Trader Joe’s promises its customers; its food is healthy, delivered direct by cutting the Middle Man and it’s taste-tested. The first promise is health but organic food is not simply about health, in fact that may be its most supple alibi. When we cook and spice it, preserve and package it we make food into a sign that gives physical nourishment and ideological certainty. When we eat organic we consume the code of purity, of a lost connection to nature that reaffirms our salvation from the dangerously poisoned world of artificial ingredients and artificial people.
Across the Union Square Park is Whole Foods Market, a larger store, more organic foods, more expensive and less fun. No Hawaiian shirts. No quirky pirate shtick. Yet those are not the reasons it fails to inspire the devotion that Trader Joe’s does. It’s because they don’t protect us from the Middle-Man.
The Middle-Man is the shadowy figure of American lore that halts the movement of goods causing it to rot because of bureaucracy, who unfairly takes from the stock in its vulnerable transit between the hard-working farmer and the honest buyer. The Middle-Man puts his hands on the food before it reaches our mouths, so the celebration of his absence derives from the fear of being touched by a stranger. Trader Joe’s keeps us safe.

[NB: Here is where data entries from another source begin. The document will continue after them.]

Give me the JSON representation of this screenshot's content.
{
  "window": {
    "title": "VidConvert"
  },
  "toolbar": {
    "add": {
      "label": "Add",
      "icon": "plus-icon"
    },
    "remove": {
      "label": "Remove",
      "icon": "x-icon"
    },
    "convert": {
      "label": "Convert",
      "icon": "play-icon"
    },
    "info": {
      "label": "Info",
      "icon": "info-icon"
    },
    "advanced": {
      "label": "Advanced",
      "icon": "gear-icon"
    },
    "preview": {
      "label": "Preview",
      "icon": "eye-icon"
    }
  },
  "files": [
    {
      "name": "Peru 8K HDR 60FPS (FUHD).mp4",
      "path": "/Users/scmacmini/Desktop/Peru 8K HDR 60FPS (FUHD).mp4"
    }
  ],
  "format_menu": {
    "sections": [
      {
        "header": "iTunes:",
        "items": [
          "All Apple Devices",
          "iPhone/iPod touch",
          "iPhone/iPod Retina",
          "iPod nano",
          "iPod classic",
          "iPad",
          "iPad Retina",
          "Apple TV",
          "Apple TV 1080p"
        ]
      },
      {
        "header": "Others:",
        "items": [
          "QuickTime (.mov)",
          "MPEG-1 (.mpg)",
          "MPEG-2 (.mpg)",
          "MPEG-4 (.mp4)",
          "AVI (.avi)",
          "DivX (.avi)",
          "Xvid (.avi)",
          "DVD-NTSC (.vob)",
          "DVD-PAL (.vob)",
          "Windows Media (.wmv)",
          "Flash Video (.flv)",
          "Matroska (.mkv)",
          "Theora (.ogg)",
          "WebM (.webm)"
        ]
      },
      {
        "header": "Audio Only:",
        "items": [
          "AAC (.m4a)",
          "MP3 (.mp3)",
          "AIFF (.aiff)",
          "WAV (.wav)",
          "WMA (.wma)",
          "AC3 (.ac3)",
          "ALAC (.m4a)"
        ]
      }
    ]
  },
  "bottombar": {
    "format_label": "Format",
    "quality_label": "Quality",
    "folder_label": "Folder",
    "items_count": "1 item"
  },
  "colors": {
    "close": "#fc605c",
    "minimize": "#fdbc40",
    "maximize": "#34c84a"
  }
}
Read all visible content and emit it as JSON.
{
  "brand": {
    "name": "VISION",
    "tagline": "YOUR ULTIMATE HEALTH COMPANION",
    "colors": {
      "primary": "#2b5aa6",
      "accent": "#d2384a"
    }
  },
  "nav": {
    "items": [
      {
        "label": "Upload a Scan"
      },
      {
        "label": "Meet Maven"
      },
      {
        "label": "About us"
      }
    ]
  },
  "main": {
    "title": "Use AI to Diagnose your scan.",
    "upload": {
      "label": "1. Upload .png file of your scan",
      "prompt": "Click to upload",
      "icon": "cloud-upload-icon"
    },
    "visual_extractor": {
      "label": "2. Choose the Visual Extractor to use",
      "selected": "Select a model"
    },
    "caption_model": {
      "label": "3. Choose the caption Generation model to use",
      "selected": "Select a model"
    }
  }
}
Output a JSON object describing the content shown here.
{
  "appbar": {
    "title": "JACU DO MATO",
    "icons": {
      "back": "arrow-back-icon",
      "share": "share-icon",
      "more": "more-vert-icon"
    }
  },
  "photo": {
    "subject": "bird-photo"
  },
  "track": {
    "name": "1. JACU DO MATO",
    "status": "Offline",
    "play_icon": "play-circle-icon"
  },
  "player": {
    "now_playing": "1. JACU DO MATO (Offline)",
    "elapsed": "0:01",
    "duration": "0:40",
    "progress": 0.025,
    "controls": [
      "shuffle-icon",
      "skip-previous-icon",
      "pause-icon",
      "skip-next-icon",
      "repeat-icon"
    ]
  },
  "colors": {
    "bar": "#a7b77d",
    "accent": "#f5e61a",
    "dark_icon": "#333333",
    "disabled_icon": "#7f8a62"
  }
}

Feeling safe allows our inner-child to romp through the stores, hence the playful cartoon-like atmosphere. The clerks wear Hawaiian shirts. The walls are lined with cute names. It is a sense of safety that is increased by the great distance, culturally if not physically that the food must cross. When I was there a clerk at the Grand Sampling Station plaintively offered samples of exotica. “A little Thailand in you cup,” she said, “Spice up your Friday night.”
Even though most foods have the Trader Joe label, it’s the cosmopolitan address that sells it. Trader Joe’s and other high-end stores offer us an inter-national experience; cheeses from France and Ireland and Switzerland, sauces from Thailand or Mexico. As delicacies from the world come in, their tasting panel translates the foreign into the familiar. The cosmopolitanism of the food gives customers the freedom to taste global-citizenship and the confidence they will be protected when they do.
I went home with bags of healthy food but at night I went to my fridge and kept opening it. I was hungry for something unholy, something synthetic, a Twinkie maybe and went to the corner store. After being at Trader Joe’s, where international food was sold by a white staff, I now was buying cheap snacks at the Arab owned bodega. In Manhattan, stores "immigrated" food to feed the international tastes of middle-class whites while here immigrants sold junk food to working class blacks. Three people stood in line, each one yelled through the plastic shield for beer or cigarettes. Each set coins in the turn-box and pushed, the man inside took it, put a bag and revolved it again. The customers grabbed their bags and stalked off.
The plastic shield is a material sign of fear and distrust of customers with no self-control. When night falls, stores in Bed-Stuy encase their employees in bullet proof booths, it’s like a reverse-zoo, where animals roam free and the handlers hide inside. Unlike the Eden of Trader Joe’s, where communion between man and nature reigned, here it was the ‘concrete jungle’ where race and class oppression, the legacy of Social Darwinism turned us into competitors. I got my snack and went home. A black guy saw me , pointed at my dreads and nodded, “Respect bredrin, Lion of Judah.” I nodded and hid my Twinkie, I didn’t want him to know how far from salvation I was willing to fall.